I was never really a bad cat. So I was a little mischievious, is that so wrong? How many other young cats, kits, apprentices, cause a bit of trouble every now and then? I was really no different...from any of them. I only wanted to have a bit of fun...

Winterkit. Winterpaw. Winterstep. He was my brother, my best friend. He'd always been at my side, even at the worst of times. Whenever I came up with an idea, he would be the one to help me do it. There were many times when he'd get in trouble along with me. But what fun we would have before we'd get caught! Getting in trouble wasn't so bad, the satisfaction of our adventures was enough to keep me making the same mistakes over and over...

Mothkit. Mothpaw. Mothheart. My sister, by birth. She was the sensible one in our litter. When we were young, she would never follow along with my plans. Boring.

I was never really a bad cat. It wasn't my fault, what happened. It was hers. The golden she-cat who came to our clan as a kit. Joined after her mother died in our camp. She was quickly apprenticed, but I never much noticed her. She was only a den mate to me. An extra warm body. But someone else did notice her...

At first I barely noticed it. Winterpaw was always off daydreaming. This didn't bother me much. He'd always had a head full of fur. If only I knew, if only I knew...

We were made warriors. Duskfang became my name. And although I'd risen in ranks, I hadn't given up my old tricks. Winterstep had. Oh how I tried to persuade him to join me in all the fun I was having, but he continually refused. I could see temptation cross his face, I knew he couldn't resist me, his brother. I was wrong.
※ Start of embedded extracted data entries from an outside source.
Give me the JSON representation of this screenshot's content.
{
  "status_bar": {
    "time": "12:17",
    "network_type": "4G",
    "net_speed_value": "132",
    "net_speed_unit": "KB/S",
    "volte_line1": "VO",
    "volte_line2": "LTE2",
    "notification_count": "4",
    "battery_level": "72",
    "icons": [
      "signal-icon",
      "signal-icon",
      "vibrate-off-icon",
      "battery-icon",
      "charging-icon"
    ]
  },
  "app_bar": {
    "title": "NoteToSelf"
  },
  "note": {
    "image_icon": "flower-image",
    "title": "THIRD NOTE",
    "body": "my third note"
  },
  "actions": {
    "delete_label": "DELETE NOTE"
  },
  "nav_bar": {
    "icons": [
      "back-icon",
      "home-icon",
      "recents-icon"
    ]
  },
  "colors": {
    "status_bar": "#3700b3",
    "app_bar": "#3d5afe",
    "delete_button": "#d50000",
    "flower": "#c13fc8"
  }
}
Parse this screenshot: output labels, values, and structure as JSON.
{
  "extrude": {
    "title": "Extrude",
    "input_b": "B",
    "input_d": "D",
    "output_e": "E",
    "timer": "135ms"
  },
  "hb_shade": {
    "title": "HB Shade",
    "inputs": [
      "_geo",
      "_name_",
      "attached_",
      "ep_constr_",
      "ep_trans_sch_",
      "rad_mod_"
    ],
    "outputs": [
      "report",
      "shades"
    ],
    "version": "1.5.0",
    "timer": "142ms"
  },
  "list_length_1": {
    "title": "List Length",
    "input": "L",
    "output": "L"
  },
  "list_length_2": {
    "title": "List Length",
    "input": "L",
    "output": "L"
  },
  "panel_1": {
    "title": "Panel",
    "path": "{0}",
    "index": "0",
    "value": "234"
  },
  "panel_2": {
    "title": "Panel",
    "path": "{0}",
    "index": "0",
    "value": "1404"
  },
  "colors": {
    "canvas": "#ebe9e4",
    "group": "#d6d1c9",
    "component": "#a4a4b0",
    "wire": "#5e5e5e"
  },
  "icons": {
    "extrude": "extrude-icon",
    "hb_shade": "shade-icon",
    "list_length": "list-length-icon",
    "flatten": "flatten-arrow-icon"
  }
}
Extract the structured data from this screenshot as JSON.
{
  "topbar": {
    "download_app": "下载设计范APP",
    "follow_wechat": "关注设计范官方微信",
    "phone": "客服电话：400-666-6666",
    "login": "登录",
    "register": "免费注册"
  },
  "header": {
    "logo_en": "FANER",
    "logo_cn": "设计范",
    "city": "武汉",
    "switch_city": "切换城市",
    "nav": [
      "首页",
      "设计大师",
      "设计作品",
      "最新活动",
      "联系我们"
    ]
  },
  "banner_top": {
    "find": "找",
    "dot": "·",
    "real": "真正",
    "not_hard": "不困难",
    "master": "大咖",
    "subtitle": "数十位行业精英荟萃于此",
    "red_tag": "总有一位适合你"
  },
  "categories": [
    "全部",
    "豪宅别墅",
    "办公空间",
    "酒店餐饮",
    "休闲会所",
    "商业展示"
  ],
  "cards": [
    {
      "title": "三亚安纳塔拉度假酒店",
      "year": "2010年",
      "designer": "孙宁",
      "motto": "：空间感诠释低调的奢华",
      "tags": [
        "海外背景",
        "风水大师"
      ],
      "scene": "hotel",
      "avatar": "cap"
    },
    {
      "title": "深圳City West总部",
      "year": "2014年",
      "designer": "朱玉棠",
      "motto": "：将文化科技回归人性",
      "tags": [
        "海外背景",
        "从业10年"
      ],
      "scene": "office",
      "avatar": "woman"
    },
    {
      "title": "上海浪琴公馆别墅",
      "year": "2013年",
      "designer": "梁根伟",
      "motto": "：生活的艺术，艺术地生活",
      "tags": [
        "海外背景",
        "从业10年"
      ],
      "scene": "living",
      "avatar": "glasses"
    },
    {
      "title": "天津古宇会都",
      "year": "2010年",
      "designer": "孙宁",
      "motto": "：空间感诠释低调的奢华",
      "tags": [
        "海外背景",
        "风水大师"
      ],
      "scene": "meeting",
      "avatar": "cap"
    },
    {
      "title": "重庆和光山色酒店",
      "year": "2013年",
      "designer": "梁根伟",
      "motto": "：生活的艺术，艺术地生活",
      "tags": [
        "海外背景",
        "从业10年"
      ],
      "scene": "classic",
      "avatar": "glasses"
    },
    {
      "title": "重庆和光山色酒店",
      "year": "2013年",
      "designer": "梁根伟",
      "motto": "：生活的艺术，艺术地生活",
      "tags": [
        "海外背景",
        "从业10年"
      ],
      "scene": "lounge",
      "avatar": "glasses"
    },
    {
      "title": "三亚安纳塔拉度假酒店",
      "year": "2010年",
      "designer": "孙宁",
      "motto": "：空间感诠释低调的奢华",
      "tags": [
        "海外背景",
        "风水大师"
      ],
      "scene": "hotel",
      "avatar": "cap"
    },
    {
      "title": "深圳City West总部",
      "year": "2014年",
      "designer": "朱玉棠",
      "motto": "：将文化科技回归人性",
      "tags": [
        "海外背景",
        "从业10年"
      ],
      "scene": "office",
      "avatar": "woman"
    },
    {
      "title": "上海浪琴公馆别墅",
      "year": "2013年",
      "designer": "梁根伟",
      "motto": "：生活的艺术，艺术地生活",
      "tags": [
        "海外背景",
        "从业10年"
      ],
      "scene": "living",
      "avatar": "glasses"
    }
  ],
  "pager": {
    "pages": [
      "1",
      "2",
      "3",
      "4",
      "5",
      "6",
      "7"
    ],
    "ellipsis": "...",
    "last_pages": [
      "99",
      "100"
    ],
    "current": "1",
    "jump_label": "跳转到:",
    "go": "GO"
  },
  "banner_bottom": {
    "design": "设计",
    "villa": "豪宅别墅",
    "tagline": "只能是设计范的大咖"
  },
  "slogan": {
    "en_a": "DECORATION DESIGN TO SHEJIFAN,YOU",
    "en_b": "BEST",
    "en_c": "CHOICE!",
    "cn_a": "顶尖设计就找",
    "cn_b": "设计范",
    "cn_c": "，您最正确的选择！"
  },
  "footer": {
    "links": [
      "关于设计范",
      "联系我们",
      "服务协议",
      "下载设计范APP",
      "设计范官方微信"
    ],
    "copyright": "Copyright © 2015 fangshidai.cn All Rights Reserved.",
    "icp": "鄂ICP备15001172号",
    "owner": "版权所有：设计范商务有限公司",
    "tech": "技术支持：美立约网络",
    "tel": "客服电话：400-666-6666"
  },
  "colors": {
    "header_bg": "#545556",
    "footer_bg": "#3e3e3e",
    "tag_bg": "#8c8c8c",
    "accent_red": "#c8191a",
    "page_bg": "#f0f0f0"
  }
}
It was that she-cat's fault! She was taking my brother away from me. When she became a warrior I knew it would only get worse, and it did. That she-cat took my brother away from me. She would have to pay...

Everything changed that day. That day I tried to kill her. I was so close, everything would have been solved. I should have known that Winterstep would be nearby her. To this very moment I can not believe that he picked her over me! His own brother! Winterstep would not let me kill her.

My leader banished me. My whole clan hated me. My famliy betrayed me. Because of that she-cat, my whole life was ruined. My soul stained and taitned.

There was a fake clan. A clan of rogues bent on taking over the forest, taking the forest cats down. My family and clan, now my enemies, I wanted the same. The pretend "clan" cats were my allies now. Fang, their leader had a price for membership however. I would do it. I would do anything to destroy my old clan. I wanted the blood of those who had betrayed me. I wanted to feel it on my paws.

The price was to kill their traitors. The ones who had left their "clan" to live with the forest cats. I would do it. A few of them were from my old home. They would be the most satisfactory to kill. Like everyone else, they had condemned me.

My first kill was harder than I had thought it would be. I chose the queen on my list first. As with the golden she-cat, I should have known her mate was close by. I acomplished my task of killing him, although he did put up a pretty good fight. The wounds I gave him were what did it, but I was unable to watch him die...

Now as I drag my second victim back to Fang, I think about what it had been like to kill him. He had put up a fight, just as my first victim had done. Only this time I could watch as the life flowed out of him. His blood stained my paws, just as I wished to feel. Why do I still feel unsatisfied?